I do not know whether it is the allure of my study in tweets, for those who follow my tweets, or whether it is the mystery of life, or whether the asymmetry of the design. How jarring it all is. I do not know whether it is separation. For you look at familiar things, don’t you?, just long enough anyway, and soon you lose count. You look at a woman, a very beautiful one, then at her beautiful nape, and soon she becomes strange.
The truth is, I seem not to understand the once mine pigeons, and I do not know why. I want to understand them, at least I think I do, want to reach my hand out and find the right words in which we can both speak with each other, want to pull them closer to my window and look long and see them truly. Or do I want them to remain friends aloof, steadied solely by my gaze and fixed amid the tree? Or perhaps to sit there and cajole my eye when I turn from work? Or to be fooled a bit, played with without consequence, without harm, cause, or consequence? Could it be that their strangeness–which pains and delights me at once because their nature is not as anthropomorphic as dogs but more so than fish–sustains, long after I would like, the allure? Ars longa, in short?

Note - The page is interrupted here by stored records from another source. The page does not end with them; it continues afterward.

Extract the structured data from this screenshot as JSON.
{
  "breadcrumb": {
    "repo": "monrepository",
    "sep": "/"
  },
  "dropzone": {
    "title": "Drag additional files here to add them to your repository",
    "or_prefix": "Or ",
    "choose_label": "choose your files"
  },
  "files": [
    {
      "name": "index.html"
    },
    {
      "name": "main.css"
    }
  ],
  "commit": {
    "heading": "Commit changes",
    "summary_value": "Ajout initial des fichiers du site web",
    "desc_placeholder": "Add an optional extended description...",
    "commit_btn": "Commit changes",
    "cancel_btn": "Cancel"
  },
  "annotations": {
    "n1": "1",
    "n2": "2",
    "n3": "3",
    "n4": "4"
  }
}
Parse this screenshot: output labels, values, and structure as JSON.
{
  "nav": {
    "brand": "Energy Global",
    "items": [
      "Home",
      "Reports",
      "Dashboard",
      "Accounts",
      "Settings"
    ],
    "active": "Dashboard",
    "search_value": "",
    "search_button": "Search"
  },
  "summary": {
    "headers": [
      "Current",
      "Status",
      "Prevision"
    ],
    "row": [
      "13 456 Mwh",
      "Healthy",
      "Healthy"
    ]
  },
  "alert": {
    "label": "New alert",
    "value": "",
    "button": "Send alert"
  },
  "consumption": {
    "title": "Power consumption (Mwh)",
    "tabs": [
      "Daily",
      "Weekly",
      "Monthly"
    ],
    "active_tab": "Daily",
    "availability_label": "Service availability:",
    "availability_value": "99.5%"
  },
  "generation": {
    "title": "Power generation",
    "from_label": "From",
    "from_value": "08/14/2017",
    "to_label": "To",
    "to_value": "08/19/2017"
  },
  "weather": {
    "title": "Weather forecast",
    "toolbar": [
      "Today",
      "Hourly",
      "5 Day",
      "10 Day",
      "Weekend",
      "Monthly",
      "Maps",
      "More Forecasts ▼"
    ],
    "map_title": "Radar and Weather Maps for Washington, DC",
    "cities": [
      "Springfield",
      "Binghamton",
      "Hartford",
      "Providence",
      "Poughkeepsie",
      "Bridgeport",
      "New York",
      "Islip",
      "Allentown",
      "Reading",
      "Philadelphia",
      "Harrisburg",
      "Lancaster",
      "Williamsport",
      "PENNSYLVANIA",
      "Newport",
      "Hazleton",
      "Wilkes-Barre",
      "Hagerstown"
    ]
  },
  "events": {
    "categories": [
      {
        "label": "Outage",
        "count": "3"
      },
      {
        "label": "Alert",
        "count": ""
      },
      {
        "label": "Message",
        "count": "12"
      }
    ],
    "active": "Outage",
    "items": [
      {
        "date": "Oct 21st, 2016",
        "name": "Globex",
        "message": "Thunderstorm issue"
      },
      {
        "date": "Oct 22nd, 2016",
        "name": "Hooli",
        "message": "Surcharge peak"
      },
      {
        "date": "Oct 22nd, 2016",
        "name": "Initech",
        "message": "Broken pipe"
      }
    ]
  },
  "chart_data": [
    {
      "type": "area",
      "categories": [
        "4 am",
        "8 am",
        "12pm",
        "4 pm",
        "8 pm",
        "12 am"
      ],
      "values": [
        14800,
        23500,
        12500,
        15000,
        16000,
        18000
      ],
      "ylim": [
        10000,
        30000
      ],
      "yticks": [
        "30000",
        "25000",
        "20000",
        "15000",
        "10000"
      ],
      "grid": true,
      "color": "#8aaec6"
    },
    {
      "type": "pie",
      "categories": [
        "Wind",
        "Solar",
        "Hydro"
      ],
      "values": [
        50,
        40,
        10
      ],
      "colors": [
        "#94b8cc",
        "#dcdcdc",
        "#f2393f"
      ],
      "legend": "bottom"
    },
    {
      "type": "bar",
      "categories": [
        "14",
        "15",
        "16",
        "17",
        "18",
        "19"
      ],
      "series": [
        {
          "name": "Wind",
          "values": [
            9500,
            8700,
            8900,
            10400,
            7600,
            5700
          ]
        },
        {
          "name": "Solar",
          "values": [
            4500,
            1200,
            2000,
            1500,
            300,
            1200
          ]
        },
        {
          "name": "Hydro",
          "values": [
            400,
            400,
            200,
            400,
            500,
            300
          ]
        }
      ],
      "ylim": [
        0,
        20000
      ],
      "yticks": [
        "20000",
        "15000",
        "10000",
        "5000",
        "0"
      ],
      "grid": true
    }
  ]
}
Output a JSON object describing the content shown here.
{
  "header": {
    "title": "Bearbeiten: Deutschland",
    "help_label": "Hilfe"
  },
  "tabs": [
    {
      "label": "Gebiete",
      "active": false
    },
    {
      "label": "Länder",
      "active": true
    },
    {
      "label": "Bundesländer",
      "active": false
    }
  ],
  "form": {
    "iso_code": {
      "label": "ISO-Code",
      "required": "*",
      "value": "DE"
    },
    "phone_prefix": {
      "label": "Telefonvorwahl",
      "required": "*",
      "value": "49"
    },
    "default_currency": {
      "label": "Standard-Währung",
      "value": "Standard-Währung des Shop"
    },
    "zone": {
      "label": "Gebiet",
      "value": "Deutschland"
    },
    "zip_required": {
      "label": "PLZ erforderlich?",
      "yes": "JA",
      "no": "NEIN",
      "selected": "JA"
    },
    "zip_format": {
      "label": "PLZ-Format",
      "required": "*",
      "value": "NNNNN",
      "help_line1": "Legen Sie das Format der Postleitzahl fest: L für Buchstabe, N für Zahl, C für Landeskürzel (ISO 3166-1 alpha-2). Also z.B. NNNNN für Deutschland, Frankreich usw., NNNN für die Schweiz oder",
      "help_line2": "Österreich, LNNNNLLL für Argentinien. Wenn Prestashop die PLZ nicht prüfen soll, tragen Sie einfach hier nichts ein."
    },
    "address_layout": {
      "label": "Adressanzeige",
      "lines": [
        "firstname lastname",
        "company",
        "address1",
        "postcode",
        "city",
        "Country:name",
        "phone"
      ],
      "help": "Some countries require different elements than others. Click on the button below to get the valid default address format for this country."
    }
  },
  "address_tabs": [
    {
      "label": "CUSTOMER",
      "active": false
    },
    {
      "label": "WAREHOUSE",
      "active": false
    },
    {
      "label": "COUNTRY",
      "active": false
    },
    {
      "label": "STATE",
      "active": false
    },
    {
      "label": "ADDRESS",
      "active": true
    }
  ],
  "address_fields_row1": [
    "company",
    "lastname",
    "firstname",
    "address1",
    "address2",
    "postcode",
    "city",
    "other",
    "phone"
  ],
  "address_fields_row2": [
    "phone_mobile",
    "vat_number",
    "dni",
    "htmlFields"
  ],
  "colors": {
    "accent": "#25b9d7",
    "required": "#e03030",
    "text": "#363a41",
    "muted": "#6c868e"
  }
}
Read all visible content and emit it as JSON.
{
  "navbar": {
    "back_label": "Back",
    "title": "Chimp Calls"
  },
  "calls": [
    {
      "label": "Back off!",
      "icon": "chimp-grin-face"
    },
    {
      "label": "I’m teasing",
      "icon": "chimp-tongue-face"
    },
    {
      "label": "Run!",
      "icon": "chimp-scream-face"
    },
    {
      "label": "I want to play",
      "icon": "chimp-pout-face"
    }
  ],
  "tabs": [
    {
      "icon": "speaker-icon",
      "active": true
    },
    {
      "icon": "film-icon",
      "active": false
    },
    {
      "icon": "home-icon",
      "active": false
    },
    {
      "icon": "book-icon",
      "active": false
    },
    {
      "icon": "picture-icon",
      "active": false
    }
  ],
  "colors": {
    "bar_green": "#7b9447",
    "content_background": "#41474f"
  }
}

All this time, I have not forgotten the birdsong hanging softly into my left ear. You may have, but I have not. The birdsong occurs always, near always, sometimes, daily anyway, around the corner from my armchair, the melody from birds unseen, unidentified, but no matter because that is of no concern to me. I seem to have no desire to know from whence the birdsong comes, only to feel the notes against my ear during the lazy afternoons of winter. Why the mystery of the pigeons and why the tranquility of the birdsong I cannot say.
What I can say: beyond my window off to the right, pigeons unsettling my eye. Beyond my window off to the left, birdsong settling my ear.